Selama masa pembatasan sosial darurat ini, sejumlah ruas jalan tampak lengang. Namun, bukan berarti kita bisa memacu kendaraan dengan kecepatan lebih tinggi. Ingat kesehatan, ingat juga keselamatan.

Jalan raya adalah area publik yang oleh karenanya setiap pengendara harus mematuhi aturan berlalu lintas agar semua pemakai jalan selamat. Namun, pada kenyataannya, banyak pengemudi yang hanya mengusahakan kenyamanannya sendiri. Mereka berpikir yang penting nyetir, tidak nabrak, dan kalau bisa lebih cepat.

Sejumlah praktisi otomotif mengungkapkan, ada beberapa perilaku saat mengemudi yang sebenarnya tidak perlu atau bahkan jangan dilakukan sebab berpotensi membahayakan pengendara lain. Setidaknya ada tujuh perilaku yang tak perlu saat berkendara.

Menyalakan lampu hazard

Pada saat hujan deras, banyak pengemudi mobil yang menyalakan lampu hazard. Maksudnya mungkin baik karena ingin memberi tanda pada kendaraan lain. Namun, perilaku mengemudi seperti ini justru bisa menyilaukan dan membahayakan. Sebab, mengemudi saat hujan deras membutuhkan konsentrasi yang tinggi dan kedipan lampu hazard tadi akan mengganggu fokus pengemudi. Lampu ini lebih pas jika dihidupkan dalam kondisi darurat, seperti saat mobil mogok di bahu jalan atau tatkala mengganti ban di pinggir jalan.

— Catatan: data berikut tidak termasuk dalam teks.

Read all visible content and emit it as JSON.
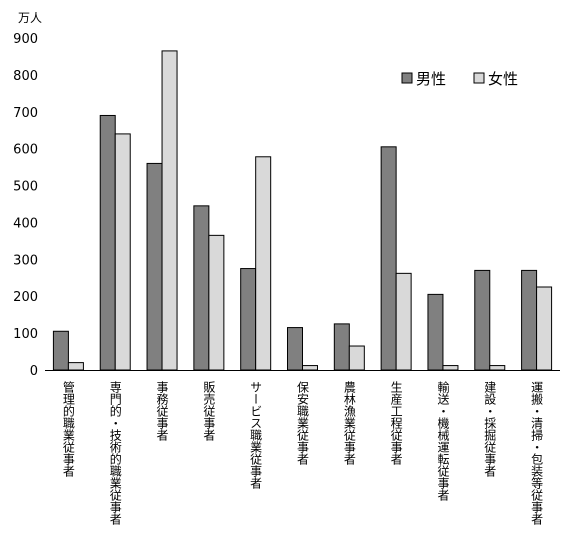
{
  "chart_data": {
    "type": "bar",
    "unit_label": "万人",
    "categories": [
      "管理的職業従事者",
      "専門的・技術的職業従事者",
      "事務従事者",
      "販売従事者",
      "サービス職業従事者",
      "保安職業従事者",
      "農林漁業従事者",
      "生産工程従事者",
      "輸送・機械運転従事者",
      "建設・採掘従事者",
      "運搬・清掃・包装等従事者"
    ],
    "series": [
      {
        "name": "男性",
        "color": "#808080",
        "values": [
          105,
          690,
          560,
          445,
          275,
          115,
          125,
          605,
          205,
          270,
          270
        ]
      },
      {
        "name": "女性",
        "color": "#d9d9d9",
        "values": [
          20,
          640,
          865,
          365,
          578,
          12,
          65,
          262,
          12,
          12,
          225
        ]
      }
    ],
    "ylim": [
      0,
      900
    ],
    "yticks": [
      0,
      100,
      200,
      300,
      400,
      500,
      600,
      700,
      800,
      900
    ],
    "legend_position": "top-right",
    "grid": false
  }
}
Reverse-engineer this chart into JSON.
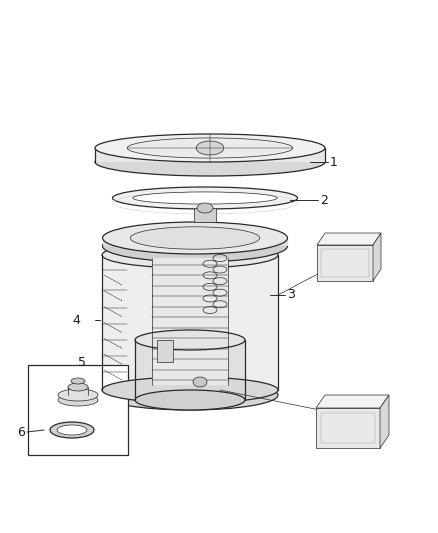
{
  "background_color": "#ffffff",
  "line_color": "#2a2a2a",
  "label_color": "#1a1a1a",
  "figsize": [
    4.38,
    5.33
  ],
  "dpi": 100,
  "lw_main": 0.9,
  "lw_detail": 0.5,
  "lw_thin": 0.35
}
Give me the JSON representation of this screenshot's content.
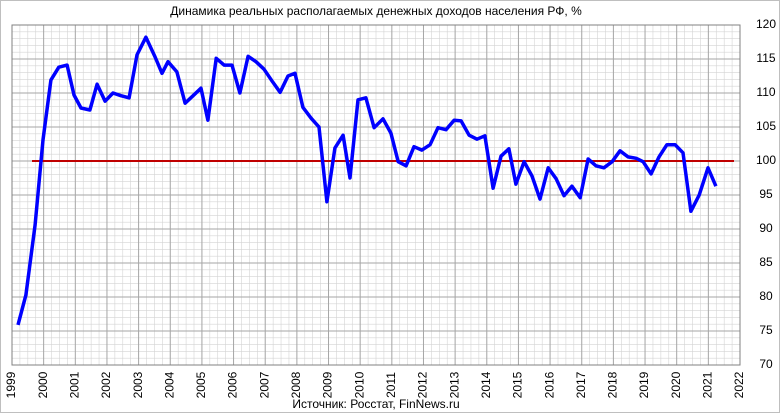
{
  "chart_data": {
    "type": "line",
    "title": "Динамика реальных располагаемых денежных доходов населения РФ, %",
    "source": "Источник: Росстат, FinNews.ru",
    "x": [
      1999.19,
      1999.44,
      1999.73,
      1999.98,
      2000.23,
      2000.48,
      2000.74,
      2000.96,
      2001.18,
      2001.46,
      2001.69,
      2001.94,
      2002.19,
      2002.44,
      2002.7,
      2002.95,
      2003.23,
      2003.52,
      2003.74,
      2003.93,
      2004.21,
      2004.47,
      2004.72,
      2004.97,
      2005.19,
      2005.45,
      2005.7,
      2005.95,
      2006.2,
      2006.46,
      2006.71,
      2006.96,
      2007.21,
      2007.47,
      2007.72,
      2007.94,
      2008.19,
      2008.45,
      2008.7,
      2008.95,
      2009.2,
      2009.46,
      2009.68,
      2009.93,
      2010.18,
      2010.44,
      2010.72,
      2010.97,
      2011.2,
      2011.45,
      2011.7,
      2011.95,
      2012.21,
      2012.46,
      2012.71,
      2012.97,
      2013.19,
      2013.44,
      2013.69,
      2013.94,
      2014.2,
      2014.45,
      2014.7,
      2014.92,
      2015.18,
      2015.43,
      2015.68,
      2015.94,
      2016.19,
      2016.44,
      2016.69,
      2016.95,
      2017.2,
      2017.45,
      2017.7,
      2017.96,
      2018.21,
      2018.46,
      2018.72,
      2018.94,
      2019.19,
      2019.44,
      2019.69,
      2019.95,
      2020.2,
      2020.45,
      2020.71,
      2020.99,
      2021.24
    ],
    "series": [
      {
        "color": "#0000ff",
        "values": [
          75.9,
          80.3,
          90.6,
          103.1,
          111.9,
          113.8,
          114.1,
          109.7,
          107.8,
          107.5,
          111.3,
          108.8,
          110,
          109.6,
          109.3,
          115.6,
          118.2,
          115.3,
          112.9,
          114.6,
          113.1,
          108.5,
          109.6,
          110.7,
          106,
          115.1,
          114.1,
          114.1,
          110,
          115.4,
          114.6,
          113.5,
          111.8,
          110.1,
          112.5,
          112.9,
          107.9,
          106.3,
          105,
          94,
          101.9,
          103.8,
          97.5,
          109,
          109.3,
          104.9,
          106.2,
          104.1,
          99.9,
          99.3,
          102.1,
          101.6,
          102.4,
          104.9,
          104.6,
          106,
          105.9,
          103.8,
          103.2,
          103.7,
          96,
          100.7,
          101.8,
          96.6,
          99.9,
          97.8,
          94.4,
          99,
          97.4,
          94.9,
          96.3,
          94.6,
          100.3,
          99.3,
          99,
          99.9,
          101.5,
          100.6,
          100.4,
          99.9,
          98.1,
          100.6,
          102.4,
          102.4,
          101.2,
          92.6,
          95,
          99,
          96.3
        ]
      }
    ],
    "reference_line": {
      "value": 100,
      "color": "#c00000"
    },
    "xlim": [
      1999,
      2022
    ],
    "xticks": [
      1999,
      2000,
      2001,
      2002,
      2003,
      2004,
      2005,
      2006,
      2007,
      2008,
      2009,
      2010,
      2011,
      2012,
      2013,
      2014,
      2015,
      2016,
      2017,
      2018,
      2019,
      2020,
      2021,
      2022
    ],
    "ylim": [
      70,
      120
    ],
    "yticks": [
      70,
      75,
      80,
      85,
      90,
      95,
      100,
      105,
      110,
      115,
      120
    ],
    "grid": true
  }
}
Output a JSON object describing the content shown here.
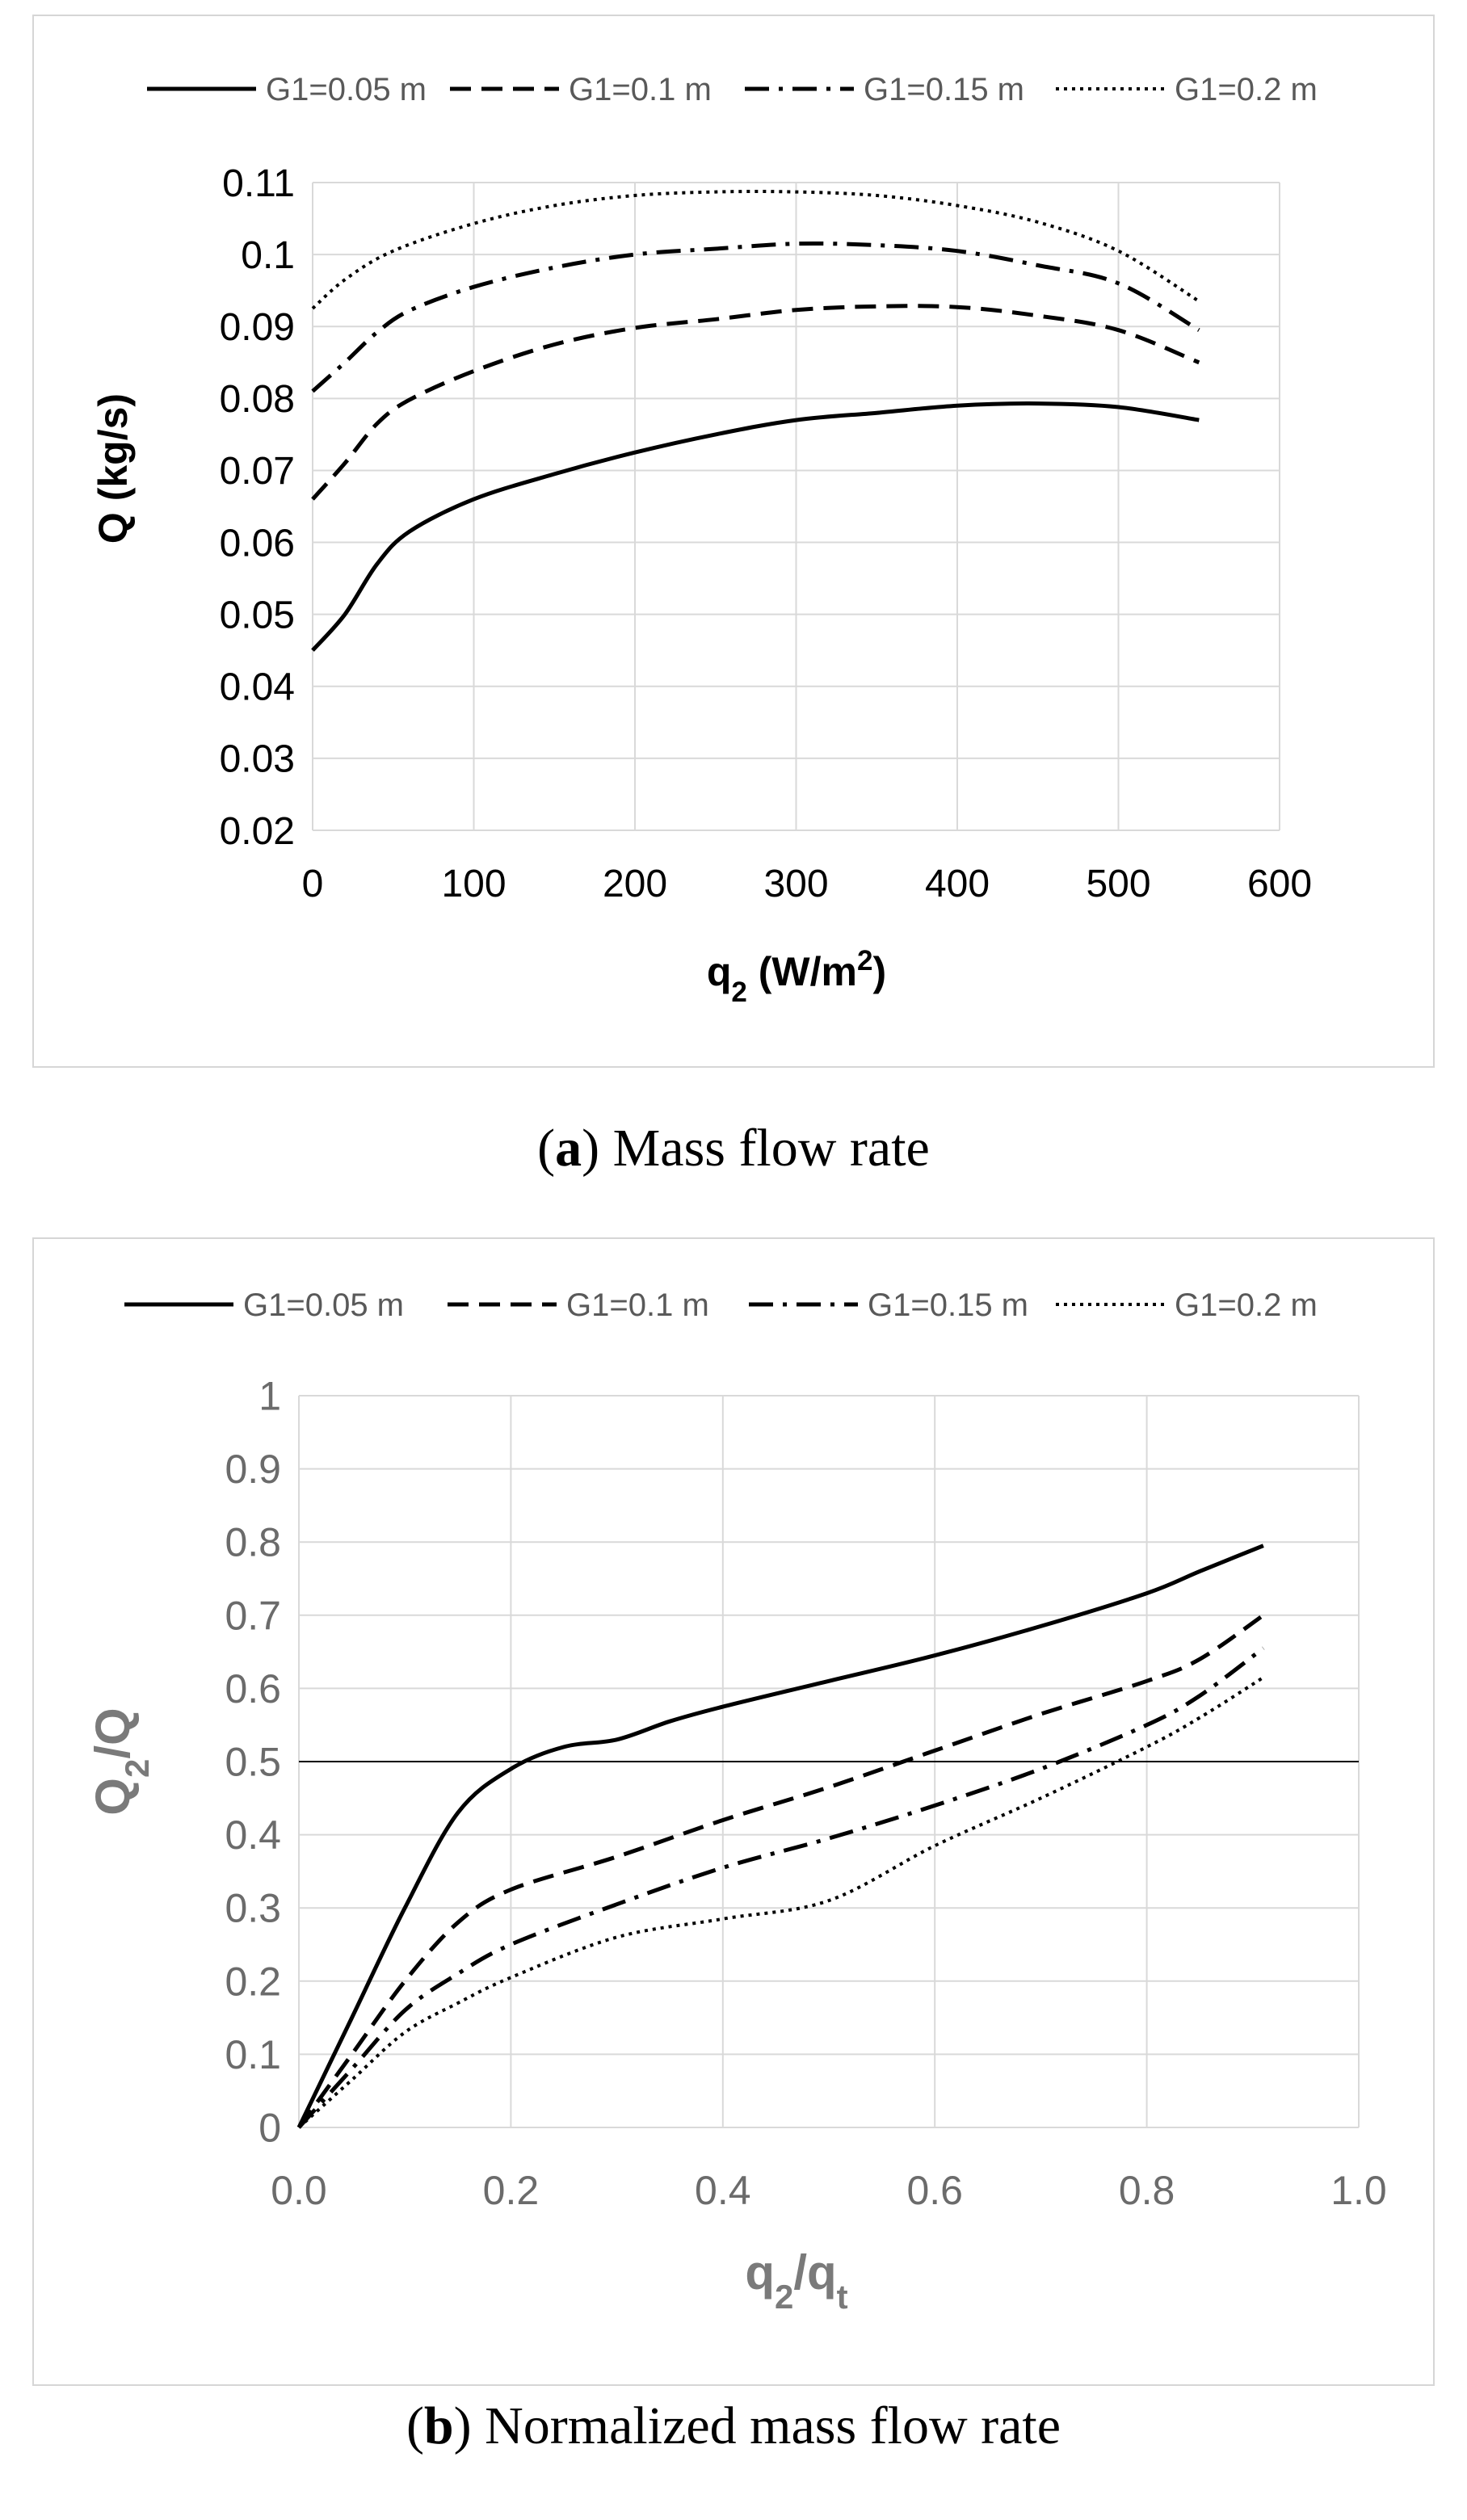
{
  "chart_data": [
    {
      "type": "line",
      "title": "",
      "xlabel": "q2 (W/m2)",
      "ylabel": "Q (kg/s)",
      "xlim": [
        0,
        600
      ],
      "ylim": [
        0.02,
        0.11
      ],
      "xticks": [
        "0",
        "100",
        "200",
        "300",
        "400",
        "500",
        "600"
      ],
      "yticks": [
        "0.02",
        "0.03",
        "0.04",
        "0.05",
        "0.06",
        "0.07",
        "0.08",
        "0.09",
        "0.1",
        "0.11"
      ],
      "grid": true,
      "legend_position": "top",
      "series": [
        {
          "name": "G1=0.05 m",
          "style": "solid",
          "points": [
            [
              0,
              0.045
            ],
            [
              20,
              0.05
            ],
            [
              40,
              0.057
            ],
            [
              60,
              0.0615
            ],
            [
              100,
              0.066
            ],
            [
              150,
              0.0695
            ],
            [
              200,
              0.0725
            ],
            [
              250,
              0.075
            ],
            [
              300,
              0.077
            ],
            [
              350,
              0.078
            ],
            [
              400,
              0.079
            ],
            [
              450,
              0.0793
            ],
            [
              500,
              0.0788
            ],
            [
              550,
              0.077
            ]
          ]
        },
        {
          "name": "G1=0.1 m",
          "style": "dashed",
          "points": [
            [
              0,
              0.066
            ],
            [
              20,
              0.071
            ],
            [
              40,
              0.0765
            ],
            [
              60,
              0.0798
            ],
            [
              100,
              0.0838
            ],
            [
              150,
              0.0875
            ],
            [
              200,
              0.0898
            ],
            [
              250,
              0.091
            ],
            [
              300,
              0.0923
            ],
            [
              350,
              0.0928
            ],
            [
              400,
              0.0927
            ],
            [
              450,
              0.0915
            ],
            [
              500,
              0.0895
            ],
            [
              550,
              0.085
            ]
          ]
        },
        {
          "name": "G1=0.15 m",
          "style": "dashdot",
          "points": [
            [
              0,
              0.081
            ],
            [
              20,
              0.085
            ],
            [
              40,
              0.0892
            ],
            [
              60,
              0.0922
            ],
            [
              100,
              0.0955
            ],
            [
              150,
              0.0982
            ],
            [
              200,
              0.1
            ],
            [
              250,
              0.1008
            ],
            [
              300,
              0.1015
            ],
            [
              350,
              0.1013
            ],
            [
              400,
              0.1005
            ],
            [
              450,
              0.0985
            ],
            [
              500,
              0.096
            ],
            [
              550,
              0.0895
            ]
          ]
        },
        {
          "name": "G1=0.2 m",
          "style": "dotted",
          "points": [
            [
              0,
              0.0925
            ],
            [
              20,
              0.0965
            ],
            [
              50,
              0.1005
            ],
            [
              100,
              0.1043
            ],
            [
              150,
              0.1068
            ],
            [
              200,
              0.1082
            ],
            [
              250,
              0.1087
            ],
            [
              300,
              0.1087
            ],
            [
              350,
              0.1082
            ],
            [
              400,
              0.1068
            ],
            [
              450,
              0.1045
            ],
            [
              500,
              0.1005
            ],
            [
              550,
              0.0935
            ]
          ]
        }
      ]
    },
    {
      "type": "line",
      "title": "",
      "xlabel": "q2/qt",
      "ylabel": "Q2/Q",
      "xlim": [
        0,
        1.0
      ],
      "ylim": [
        0,
        1
      ],
      "xticks": [
        "0.0",
        "0.2",
        "0.4",
        "0.6",
        "0.8",
        "1.0"
      ],
      "yticks": [
        "0",
        "0.1",
        "0.2",
        "0.3",
        "0.4",
        "0.5",
        "0.6",
        "0.7",
        "0.8",
        "0.9",
        "1"
      ],
      "grid": true,
      "legend_position": "top",
      "reference_line_y": 0.5,
      "series": [
        {
          "name": "G1=0.05 m",
          "style": "solid",
          "points": [
            [
              0,
              0
            ],
            [
              0.05,
              0.15
            ],
            [
              0.1,
              0.3
            ],
            [
              0.15,
              0.43
            ],
            [
              0.2,
              0.49
            ],
            [
              0.25,
              0.52
            ],
            [
              0.3,
              0.53
            ],
            [
              0.35,
              0.555
            ],
            [
              0.4,
              0.575
            ],
            [
              0.5,
              0.61
            ],
            [
              0.6,
              0.645
            ],
            [
              0.7,
              0.685
            ],
            [
              0.8,
              0.73
            ],
            [
              0.85,
              0.76
            ],
            [
              0.91,
              0.795
            ]
          ]
        },
        {
          "name": "G1=0.1 m",
          "style": "dashed",
          "points": [
            [
              0,
              0
            ],
            [
              0.05,
              0.1
            ],
            [
              0.1,
              0.2
            ],
            [
              0.15,
              0.28
            ],
            [
              0.2,
              0.325
            ],
            [
              0.3,
              0.37
            ],
            [
              0.4,
              0.42
            ],
            [
              0.5,
              0.465
            ],
            [
              0.6,
              0.515
            ],
            [
              0.7,
              0.565
            ],
            [
              0.8,
              0.61
            ],
            [
              0.85,
              0.64
            ],
            [
              0.91,
              0.7
            ]
          ]
        },
        {
          "name": "G1=0.15 m",
          "style": "dashdot",
          "points": [
            [
              0,
              0
            ],
            [
              0.05,
              0.08
            ],
            [
              0.1,
              0.16
            ],
            [
              0.15,
              0.21
            ],
            [
              0.2,
              0.25
            ],
            [
              0.3,
              0.305
            ],
            [
              0.4,
              0.355
            ],
            [
              0.5,
              0.395
            ],
            [
              0.6,
              0.44
            ],
            [
              0.7,
              0.49
            ],
            [
              0.8,
              0.55
            ],
            [
              0.85,
              0.59
            ],
            [
              0.91,
              0.655
            ]
          ]
        },
        {
          "name": "G1=0.2 m",
          "style": "dotted",
          "points": [
            [
              0,
              0
            ],
            [
              0.05,
              0.065
            ],
            [
              0.1,
              0.13
            ],
            [
              0.15,
              0.17
            ],
            [
              0.2,
              0.205
            ],
            [
              0.3,
              0.26
            ],
            [
              0.4,
              0.285
            ],
            [
              0.5,
              0.31
            ],
            [
              0.6,
              0.385
            ],
            [
              0.7,
              0.45
            ],
            [
              0.8,
              0.52
            ],
            [
              0.85,
              0.56
            ],
            [
              0.91,
              0.615
            ]
          ]
        }
      ]
    }
  ],
  "captions": [
    {
      "letter": "a",
      "text": "Mass flow rate"
    },
    {
      "letter": "b",
      "text": "Normalized mass flow rate"
    }
  ],
  "colors": {
    "line": "#000000",
    "grid": "#d9d9d9",
    "axis_text": "#595959",
    "panel_border": "#d6d6d6"
  }
}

Mengaktifkan wiper belakang

Nah, perilaku mengemudi selanjutnya terkait dengan wiper. Mobil modern biasanya dilengkapi wiper di kaca belakang. Ada banyak pengemudi yang mengaktifkannya saat meluncur dalam kondisi hujan. Padahal, wiper belakang ini dirancang untuk digunakan saat mobil berjalan mundur di tengah hujan agar pengemudi bisa melihat kondisi di belakang dengan jelas.

Menggoyang mobil saat isi bensin

Saat mengisi bensin di SPBU, pengemudi tampak sering menggoyang-goyangkan mobil. Cara ini dianggap akan membuat tangki terisi penuh dan merata, padahal bensin yang berupa cairan itu akan dengan sendirinya mengisi tempat yang lebih rendah. Ini sesuai dengan sifat cairan. Jadi, kebiasaan ini tidaklah perlu.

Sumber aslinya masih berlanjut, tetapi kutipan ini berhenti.